The Calling Convention

Caller-saved registers (AKA volatile registers) are used to hold temporary quantities that need not be preserved across calls.
For that reason, it is the caller’s responsibility to push these registers onto the stack if it wants to restore this value after a procedure call.

Callee-saved registers (AKA non-volatile registers) are used to hold long-lived values that should be preserved across calls.
When the caller makes a procedure call, it can expect that those registers will hold the same value after the callee returns, making it the responsibility of the callee to save them and restore them before returning to the caller.

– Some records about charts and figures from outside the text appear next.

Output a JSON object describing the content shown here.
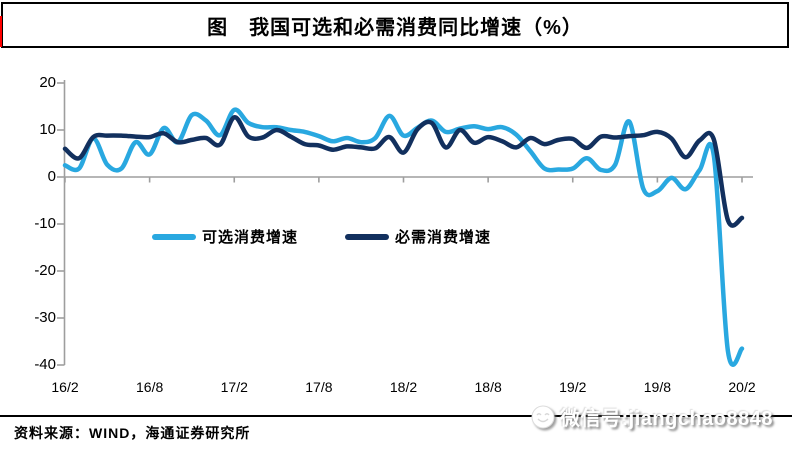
{
  "title": {
    "text": "图　我国可选和必需消费同比增速（%）"
  },
  "source": {
    "text": "资料来源：WIND，海通证券研究所"
  },
  "watermark": {
    "text": "微信号:jiangchao8848",
    "icon": "smiley-face-icon"
  },
  "colors": {
    "optional_series": "#29a8e0",
    "necessity_series": "#12305e",
    "axis": "#9e9e9e",
    "red_edge_mark": "#ff0000",
    "rule": "#000000"
  },
  "chart_data": {
    "type": "line",
    "title": "图　我国可选和必需消费同比增速（%）",
    "xlabel": "",
    "ylabel": "",
    "ylim": [
      -40,
      20
    ],
    "grid": "zero-line-only",
    "legend_position": "inside-left-middle",
    "y_tick_labels": [
      "20",
      "10",
      "0",
      "-10",
      "-20",
      "-30",
      "-40"
    ],
    "y_tick_values": [
      20,
      10,
      0,
      -10,
      -20,
      -30,
      -40
    ],
    "x_tick_labels": [
      "16/2",
      "16/8",
      "17/2",
      "17/8",
      "18/2",
      "18/8",
      "19/2",
      "19/8",
      "20/2"
    ],
    "x_months": [
      "16/2",
      "16/3",
      "16/4",
      "16/5",
      "16/6",
      "16/7",
      "16/8",
      "16/9",
      "16/10",
      "16/11",
      "16/12",
      "17/1",
      "17/2",
      "17/3",
      "17/4",
      "17/5",
      "17/6",
      "17/7",
      "17/8",
      "17/9",
      "17/10",
      "17/11",
      "17/12",
      "18/1",
      "18/2",
      "18/3",
      "18/4",
      "18/5",
      "18/6",
      "18/7",
      "18/8",
      "18/9",
      "18/10",
      "18/11",
      "18/12",
      "19/1",
      "19/2",
      "19/3",
      "19/4",
      "19/5",
      "19/6",
      "19/7",
      "19/8",
      "19/9",
      "19/10",
      "19/11",
      "19/12",
      "20/1",
      "20/2"
    ],
    "series": [
      {
        "name": "可选消费增速",
        "color": "#29a8e0",
        "values": [
          2.5,
          1.8,
          8.2,
          2.6,
          1.8,
          7.4,
          4.8,
          10.4,
          7.4,
          13.2,
          12.0,
          8.9,
          14.3,
          11.5,
          10.6,
          10.6,
          10.0,
          9.6,
          8.7,
          7.6,
          8.3,
          7.4,
          8.3,
          13.0,
          8.8,
          10.5,
          12.0,
          9.6,
          10.3,
          10.8,
          10.2,
          10.6,
          9.0,
          5.5,
          1.8,
          1.6,
          1.8,
          4.0,
          1.5,
          2.6,
          11.8,
          -2.5,
          -3.0,
          -0.2,
          -2.6,
          1.5,
          4.6,
          -37.0,
          -36.5
        ]
      },
      {
        "name": "必需消费增速",
        "color": "#12305e",
        "values": [
          6.0,
          4.0,
          8.5,
          8.8,
          8.8,
          8.6,
          8.5,
          9.3,
          7.4,
          7.9,
          8.3,
          6.9,
          12.7,
          8.6,
          8.4,
          10.0,
          8.6,
          7.0,
          6.7,
          5.8,
          6.5,
          6.3,
          6.1,
          8.5,
          5.2,
          10.2,
          11.5,
          6.3,
          10.0,
          7.3,
          8.5,
          7.6,
          6.3,
          8.3,
          7.0,
          7.9,
          8.1,
          6.2,
          8.6,
          8.4,
          8.7,
          8.9,
          9.6,
          8.2,
          4.2,
          7.8,
          8.0,
          -9.2,
          -8.7
        ]
      }
    ]
  }
}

Parameters, return values, and registers

  • Parameters passed from a function are pushed right to left onto the stack this allows for any number of parameters without needing a var to store # var or sentinels
  • For pointers and integers < 32 bits the return value is placed in the EAX register
  • For 32 < bits < 64 EDX stores high bits EAX stores low bits
  • Floating point values are returned on top of the floating point stack
  • Most registers are caller saved (eg ECX EFLAGS) but the ESP and EBP must be returned unchanged
  • EBX ESI and EDI are callee saved

subl $20, %esp # subtracts 20 from the stack poitner (esp) this allocates 20 bytes of space on the stack that can be used for local variables

Caller Side: When a_func is called

  1. Push function parameters to stack (20, 10) called formals
  2. Call is executed which pushes EIP (pointing to ADD after call)
  3. EIP is changed to the start of a_func
  4. Execute func
  5. Remove paremeters from stack by using ADD
  6. Store the result in value (returned in EAX)

Callee Side

  1. Set up stack frame by pushing old frame pointer (EBP) to stack
  2. Copy ESP into EBP (old EBP at bottom of stack)
  3. If any callee-saved registers are used for a_func values are pushed to the stack (EBX, ESI, EDI)
  4. Stack pointer is updated to make room for local vars
  5. Tear down stack using the LEAVE instruction this restores the old values of EBP and ESP
    • ESP<-EBP+4, EBP<-M[EBP]
  6. IF callee-saved registers must be restored us LEA to point the ESP to the upper most saved register and then a sequence  POPs (the last into EBP) restores the original stack state

 

Miscellaneous

  • Byte addressable (1 address=1 byte)
  • 1 byte=8 bits (therefore long is 4 addresses)
  • x86 ISA does not require alignment (16 bit values only even addresses 32 bit values multiple of 4 addresses)
  • Arrays of data should be properly aligned
    • Use the .ALIGN directive to do this

2.1.2 Instruction Execution Cycle

  • An Execution Cycle often requires more than one clock cycle to complete and has multiple steps to complete execution
    1. Fetch Instruction: Fetch instruction from the instruction queue
    2. Decode: Look at binary instruction and decode based upon args and opcode
    3. Execute: Executes the instruction and updates any flag bits
    4. Store Result: Store result in cache or main memory
Capture.PNG

Basic CPU block diagram

  • A more detailed description of this now follows
    1. Address of instruction placed on address bus
    2. Instruction fetched from memory and put on data bus and code is now available in code  cache
    3. Instruction pointer determines which instruction to execute next (PC)
    4. Instruction decoder decodes and tells the control unit what type of instruction this is
    5. Control unit performs the operations needed to compute something reading data as it needs and writing when complete

2.1.1 Basic Microprocessor Design

  • A CPU has registers, clock, control unit, and arithmetic logic unit
    • Registers: Store data
    • Clock: Synchronizes internal operations of CPU with other system components
    • ALU: Performs arithmetic operations such as addition subtraction and Boolean operations
Capture.PNG

Basic Microcomputer block diagram

  • Memory Storage Unit: Stores instructions and data during execution
    • The MMU manages this.
  • The control bus uses binary signals to synchronize actions of all devices attached to the system bus.
  • The address bus holds the addresses of instructions and data when the currently executing instruction transfers data between the CPU and memory.